Loulou Upane, un grand cœur qui bat pour la musique de son pays

Il fait jaillir la lumière le temps d’un solo, puis retourne dans l’ombre, au service de la musique, kaneka en tête. Doué ? Surdoué ? Travailleur, savent les innombrables artistes qui font appel à sa science du piano.

S’il ne joue pas d’un instrument, il est forcément en train de taper un rythme sur ses cuisses. De fredonner une mélodie. Ou simplement de parler de musique, à l’infini. Loulou Upane – « la seule qui m’appelle Louis, c’est ma mère » – vit pour le son.

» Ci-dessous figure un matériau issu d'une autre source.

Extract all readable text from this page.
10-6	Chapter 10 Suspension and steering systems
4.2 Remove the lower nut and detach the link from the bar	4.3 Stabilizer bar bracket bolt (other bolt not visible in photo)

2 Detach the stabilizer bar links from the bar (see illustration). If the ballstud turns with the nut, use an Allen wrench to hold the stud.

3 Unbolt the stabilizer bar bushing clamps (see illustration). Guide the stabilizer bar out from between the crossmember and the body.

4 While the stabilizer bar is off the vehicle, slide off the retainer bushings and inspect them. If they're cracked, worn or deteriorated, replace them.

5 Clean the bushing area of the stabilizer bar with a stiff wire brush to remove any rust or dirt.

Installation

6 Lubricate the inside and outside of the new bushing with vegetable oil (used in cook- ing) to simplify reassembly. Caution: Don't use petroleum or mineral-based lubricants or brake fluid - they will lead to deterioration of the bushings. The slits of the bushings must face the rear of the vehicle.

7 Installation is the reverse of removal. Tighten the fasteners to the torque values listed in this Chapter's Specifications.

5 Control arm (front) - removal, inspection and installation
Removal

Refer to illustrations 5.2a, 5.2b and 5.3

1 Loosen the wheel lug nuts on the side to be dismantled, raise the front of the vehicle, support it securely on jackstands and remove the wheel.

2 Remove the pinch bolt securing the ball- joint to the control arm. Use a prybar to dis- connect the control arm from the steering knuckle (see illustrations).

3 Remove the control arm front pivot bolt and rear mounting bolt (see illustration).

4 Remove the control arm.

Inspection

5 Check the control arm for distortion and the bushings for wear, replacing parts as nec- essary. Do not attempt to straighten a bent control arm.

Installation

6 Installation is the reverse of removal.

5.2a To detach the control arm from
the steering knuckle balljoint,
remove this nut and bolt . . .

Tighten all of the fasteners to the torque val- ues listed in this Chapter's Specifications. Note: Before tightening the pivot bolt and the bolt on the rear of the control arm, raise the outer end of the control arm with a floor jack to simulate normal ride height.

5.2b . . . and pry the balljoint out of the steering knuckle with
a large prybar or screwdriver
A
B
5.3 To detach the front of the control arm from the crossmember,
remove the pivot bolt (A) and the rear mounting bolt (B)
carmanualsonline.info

La batterie, la guitare, la basse, « c’est pour la rigolade ». Le piano, c’est sérieux. Loulou au clavier, c’est « high level », dixit Ashley Vindin, chanteur et guitariste de HDD, qui a fait appel au génial pianiste pendant de longues années. « Il sait jouer en finesse, il sait faire le show. Et il est toujours au service de la musique », une qualité indispensable pour un musicien dont la formation principale, Groove Spirit, est taillée pour l’accompagnement des têtes d’affiche. « On est les Wailers et on cherche Bob Marley. » Gulaan, Fuego Ritano, Kasspa, Hyarison, Flamengo… Sur les baies, les têtes d’affiche passent, Loulou demeure. Pareil en studio : il ne saurait dire sur combien de dizaines d’albums il a plaqué ses accords. Quand on aime…

« Celui qui était en avance »

Loulou forme les gamins du café Le Mouv’, à Rivière-Salée. « Là-bas, c’est social », il s’y sent bien, à deux pas de là où tout a commencé, il y a plus de trente ans, Riverstar. « Grand frère musicien, maman mélomane, papa gros fêtard… Pendant qu’on jouait aux billes, ça tapait la zik au premier étage, à la maison. On a grandi dans la musique. » Il revoit les cousins rentrer de l’armée, les valises pleines de cassettes. « Ils nous ramenaient de la soul, du funk… On se disait ‘mais c’est quoi ces trucs de malade ?!’ La cassette faisait 1 000 fois le tour du quartier… »

 

On a besoin de plus de gens comme lui, de gens qui réfléchissent et qui n’ont pas peur de dire les choses.

 

Ceci explique cela. « Parmi les petits frères, c’était celui qui était en avance », salue Edou. « Quand les autres étaient encore sur une rythmique basique, il était plus loin. Au niveau des influences, aussi. On était très reggae, kaneka et lui, il intégrait du blues, des musiques latino… » Du jazz, aussi, celui de Michel Petrucciani, qui l’a « foudroyé » un soir de 1996, en Corse. Ce jazz qui le définit ? Le métronome humain s’arrête net.

« Moi, au fond, c’est kaneka ! »

« Mais nooon… C’est juste un tricot, le jazz ! Mon slip, c’est le rock. Mes claquettes, c’est le rap. Mais moi, au fond » – il se frappe la poitrine – « c’est kaneka ! »

Ardent défenseur de la musique du pays, le milieu connaît son franc-parler. « Quand il prend la parole, ce n’est pas pour rien. Il secoue toujours les gens. » Pour Ashley Vindin, c’est évident. « On a besoin de plus de gens comme lui, de gens qui réfléchissent et qui n’ont pas peur de dire les choses. »

Loulou aimerait voir davantage d’artistes calédoniens jouer à l’étranger, diffuser leur musique. Lui a voyagé dans le Pacifique, en Europe. Il était du spectacle d’ouverture de « Kanak, l’art est une parole », lors de l’exposition au musée du quai Branly – Jacques Chirac, à Paris.

« Il aurait pu et dû partir à l’étranger lorsqu’il était plus jeune, il aurait encore progressé, il aurait pu poursuivre une carrière plus ambitieuse », Christophe Ventoume, directeur du café Le Mouv’ ne peut s’empêcher de le penser. Tant pis pour le public d’outre-lagon, tant mieux pour les enfants de Rivière-Salée. « Loulou a un gros cœur, il aime transmettre aux plus jeunes. Il ne compte ni son temps ni son investissement. » Il préfère sa vie simple, à Nouméa, au service de la musique du pays. « Il y a encore beaucoup de trucs à faire ici », assure Loulou.